Type: | Package |
Title: | Low WAFOM Niederreiter-Xing Sequence |
Version: | 1.1.1 |
Date: | 2017-08-21 |
Author: | Shinsuke Mori [aut], Ryuichi Ohori [aut], Makoto Matsumoto [aut], Mutsuo Saito [cre] |
Maintainer: | Mutsuo Saito <sai10@hiroshima-u.ac.jp> |
Description: | Implementation of Low Walsh Figure of Merit (WAFOM) sequence based on Niederreiter-Xing sequence <doi:10.1007/978-3-642-56046-0_30>. |
URL: | https://mersennetwister-lab.github.io/LowWAFOMNX/ |
License: | BSD_3_clause + file LICENSE |
Imports: | Rcpp (≥ 0.12.9), RSQLite (≥ 2.0) |
LinkingTo: | Rcpp |
Suggests: | knitr, rmarkdown, testthat |
VignetteBuilder: | knitr |
RoxygenNote: | 6.0.1 |
NeedsCompilation: | yes |
Packaged: | 2017-08-25 00:18:12 UTC; saito |
Repository: | CRAN |
Date/Publication: | 2017-08-25 03:16:24 UTC |
Low WAFOM Niederreiter-Xing Sequence
Description
Description: R implementation of Low Walsh Figure of Merit Sequence based on Niederreiter-Xing Sequence.
Details
Porting to R by Mutsuo Saito.
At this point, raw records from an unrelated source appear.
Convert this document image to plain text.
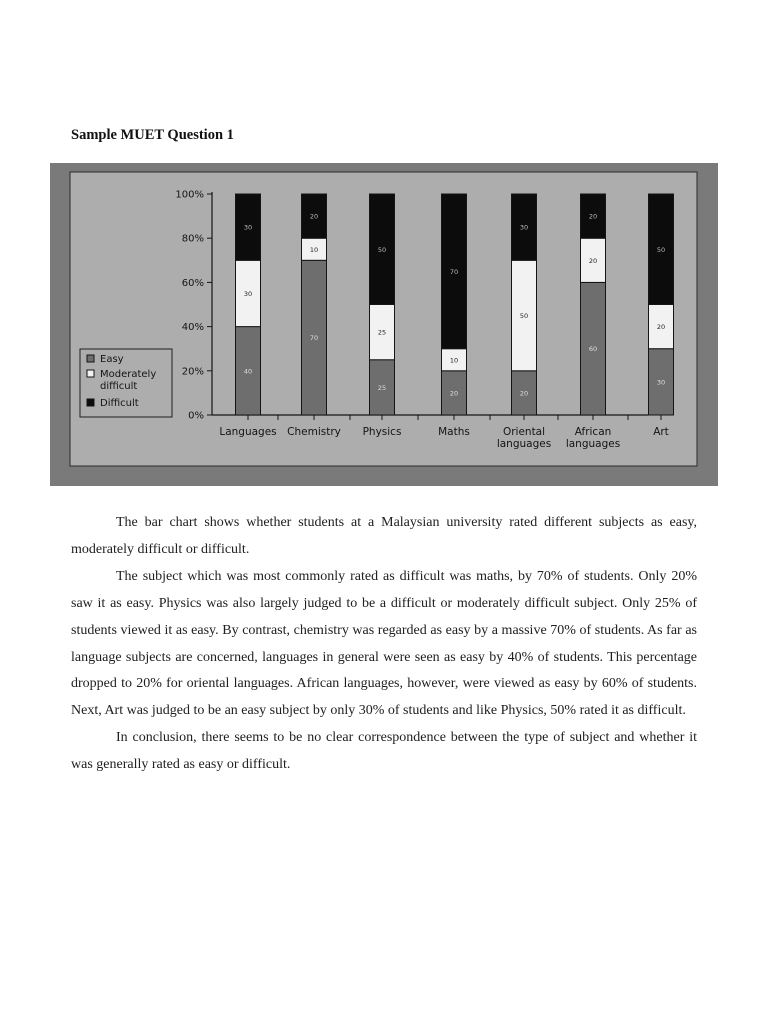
Sample MUET Question 1
0%
20%
40%
60%
80%
100%
40
30
30
Languages
70
10
20
Chemistry
25
25
50
Physics
20
10
70
Maths
20
50
30
Oriental
languages
60
20
20
African
languages
30
20
50
Art
Easy
Moderately
difficult
Difficult

The bar chart shows whether students at a Malaysian university rated different subjects as easy, moderately difficult or difficult.

The subject which was most commonly rated as difficult was maths, by 70% of students. Only 20% saw it as easy. Physics was also largely judged to be a difficult or moderately difficult subject. Only 25% of students viewed it as easy. By contrast, chemistry was regarded as easy by a massive 70% of students. As far as language subjects are concerned, languages in general were seen as easy by 40% of students. This percentage dropped to 20% for oriental languages. African languages, however, were viewed as easy by 60% of students. Next, Art was judged to be an easy subject by only 30% of students and like Physics, 50% rated it as difficult.

In conclusion, there seems to be no clear correspondence between the type of subject and whether it was generally rated as easy or difficult.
The R version does not return coordinate value zero, but returns value very near to zero, 2^-64.
Acknowledgment
The development of this code is partially supported by JST CREST.
Reference
* Shinsuke Mori, "Suuchi Sekibun no tameno QMC Ten Shuugou no Sekkei, Tansaku, oyobi sono Yuukousei", Master's Thesis, 2017, * Ryuichi Ohori, "Efficient Quasi Monte Carlo Integration by Adjusting the Derivation-sensitivity Parameter of Walsh Figure of Merit", Master's Thesis, 2015. * S. Harase and R. Ohori, "A search for extensible low-WAFOM point sets", arXiv preprint, arXiv:1309.7828, (2013), https://arxiv.org/abs/1309.7828. * Harase, S. (2016). "A search for extensible low-WAFOM point sets", Monte Carlo Methods and Applications, 22(4), pp. 349-357, 2017. * M. Matsumoto and R. Ohori, "Walsh Figure of Merit for Digital Nets: An Easy Measure for Higher Order Convergent QMC", Springer International Publishing, Cham, 2016, pp. 143-160. * M. Matsumoto, M. Saito, and K. Matoba, "A computable figure of merit for quasi-Monte Carlo point sets", Mathematics of Computation, 83 (2014), pp. 1233-1250. * G. Pirsic, "A software implementation of Niederreiter-Xing sequences", in Monte Carlo and Quasi-Monte Carlo Methods 2000, Springer, 2002, pp. 434-445. https://sites.google.com/site/isabelpirsic/nxlegacy. * C. P. Xing and H. Niederreiter, "A construction of low-discrepancy sequences using global function fields", ACTA ARITHMETICA, 73 (1995), pp. 87-102.
Examples
srange <- lowWAFOMNX.dimMinMax()
mrange <- lowWAFOMNX.dimF2MinMax(srange[1])
points <- lowWAFOMNX.points(dimR=srange[1], dimF2=mrange[1])
points <- lowWAFOMNX.points(dimR=srange[1], dimF2=mrange[1], digitalShift=TRUE)
get minimum and maximum F2 dimension number.
Description
get minimum and maximum F2 dimension number.
Usage
lowWAFOMNX.dimF2MinMax(dimR)
Arguments
dimR |
dimention. |
Value
supported minimum and maximum F2 dimension number
get minimum and maximum dimension number of Low WAFOM Niederreiter-Xing Sequence
Description
get minimum and maximum dimension number of Low WAFOM Niederreiter-Xing Sequence
Usage
lowWAFOMNX.dimMinMax()
Value
supported minimum and maximum dimension number.
get points from Low WAFOM Niederreiter-XingSobolSequence
Description
This R version does not returns coordinate value zero, but returns value very near to zero, 2^-64.
Usage
lowWAFOMNX.points(dimR, dimF2 = 10, digitalShift = FALSE)
Arguments
dimR |
dimension. |
dimF2 |
F2-dimension of each element. |
digitalShift |
use digital shift or not. |
Value
matrix of points where every row contains dimR dimensional point.